Il processo decisionale è complicato dal fatto che i fratelli Philippou sono al momento impegnati in una serie di altri progetti. Di conseguenza, non è previsto che i lavori su Talk to Me 2 avanzino in tempi brevi, come lo stesso Danny Philippou ha precisato: “Non posso decidere quale sia la direzione migliore da prendere… Direi 2025 per Bring Her Back, 2026 il documentario, 2027 il [nuovo] horror e poi Talk to Me 2. Quindi, quando avremo 50 anni, faremo Talk to Me 2.”.
Altri impegni dei Philippou e il loro impatto sul sequel
I Philippou hanno diversi progetti in corso che influiscono sui tempi di sviluppo del sequel. Dopo aver completato la post-produzione del loro prossimo film horror con A24, Bring Her Back, si recheranno in Messico per girare un documentario sul wrestling estremo. Parallelamente, Danny si dedicherà ad un altro progetto horror segreto insieme a Hinzman. Solo una volta terminata questa fase, i fratelli torneranno a concentrarsi su Talk to Me 2, con l’intento di rivedere la sceneggiatura con una prospettiva rinnovata.
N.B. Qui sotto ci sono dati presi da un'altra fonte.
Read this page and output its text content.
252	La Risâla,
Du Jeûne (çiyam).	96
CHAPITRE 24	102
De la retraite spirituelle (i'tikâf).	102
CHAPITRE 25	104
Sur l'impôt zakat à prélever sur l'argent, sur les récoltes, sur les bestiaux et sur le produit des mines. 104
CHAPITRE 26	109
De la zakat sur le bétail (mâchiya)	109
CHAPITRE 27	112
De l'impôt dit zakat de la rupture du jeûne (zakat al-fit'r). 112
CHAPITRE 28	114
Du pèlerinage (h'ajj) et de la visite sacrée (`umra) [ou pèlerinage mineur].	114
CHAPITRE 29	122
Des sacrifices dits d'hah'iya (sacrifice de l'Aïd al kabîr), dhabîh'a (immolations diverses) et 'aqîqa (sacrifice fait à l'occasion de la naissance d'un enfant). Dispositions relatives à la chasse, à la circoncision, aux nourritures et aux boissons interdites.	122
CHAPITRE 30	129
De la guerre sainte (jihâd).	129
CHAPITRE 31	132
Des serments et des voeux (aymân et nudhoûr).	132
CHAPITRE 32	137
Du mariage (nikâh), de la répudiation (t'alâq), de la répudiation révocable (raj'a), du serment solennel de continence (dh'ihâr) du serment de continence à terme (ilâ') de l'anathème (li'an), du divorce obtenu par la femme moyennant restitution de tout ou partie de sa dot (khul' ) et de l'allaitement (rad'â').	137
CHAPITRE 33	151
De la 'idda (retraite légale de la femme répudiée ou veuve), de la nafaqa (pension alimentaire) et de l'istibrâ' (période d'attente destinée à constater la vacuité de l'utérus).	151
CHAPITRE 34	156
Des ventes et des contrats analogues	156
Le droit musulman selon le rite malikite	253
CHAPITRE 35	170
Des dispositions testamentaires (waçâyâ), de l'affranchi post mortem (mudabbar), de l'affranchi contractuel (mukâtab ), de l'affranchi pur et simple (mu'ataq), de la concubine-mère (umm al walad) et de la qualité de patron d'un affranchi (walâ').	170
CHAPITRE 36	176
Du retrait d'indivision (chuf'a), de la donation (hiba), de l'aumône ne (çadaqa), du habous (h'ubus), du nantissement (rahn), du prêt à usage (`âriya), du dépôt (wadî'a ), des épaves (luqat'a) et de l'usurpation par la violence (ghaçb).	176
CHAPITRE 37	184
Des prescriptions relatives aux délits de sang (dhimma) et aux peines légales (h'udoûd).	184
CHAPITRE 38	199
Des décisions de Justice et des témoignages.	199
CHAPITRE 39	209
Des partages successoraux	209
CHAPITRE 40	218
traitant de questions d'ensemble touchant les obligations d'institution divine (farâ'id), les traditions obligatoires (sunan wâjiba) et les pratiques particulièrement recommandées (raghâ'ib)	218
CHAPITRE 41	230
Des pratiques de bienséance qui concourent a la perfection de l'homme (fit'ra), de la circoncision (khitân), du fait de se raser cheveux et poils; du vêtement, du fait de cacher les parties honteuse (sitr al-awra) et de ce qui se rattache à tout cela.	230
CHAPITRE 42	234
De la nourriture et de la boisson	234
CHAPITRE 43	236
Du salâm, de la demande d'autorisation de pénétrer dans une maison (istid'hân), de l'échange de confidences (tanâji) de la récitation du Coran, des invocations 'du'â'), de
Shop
Il successo di Talk to Me e le aspettative per il sequel
Talk to Me ha ottenuto recensioni positive e ha registrato un incasso di 91,9 milioni di dollari, facendone il film horror di maggior successo prodotto da A24. Considerando l’interesse dei Philippou per un sequel, è comprensibile che A24 voglia supportare la realizzazione di Talk to Me 2. Tuttavia, è altrettanto naturale che i registi desiderino esplorare altri progetti prima di dedicarsi nuovamente a questo universo. Anche se il sequel potrebbe richiedere diversi anni per concretizzarsi, il pubblico amante dell’horror è presumibilmente disposto ad attendere.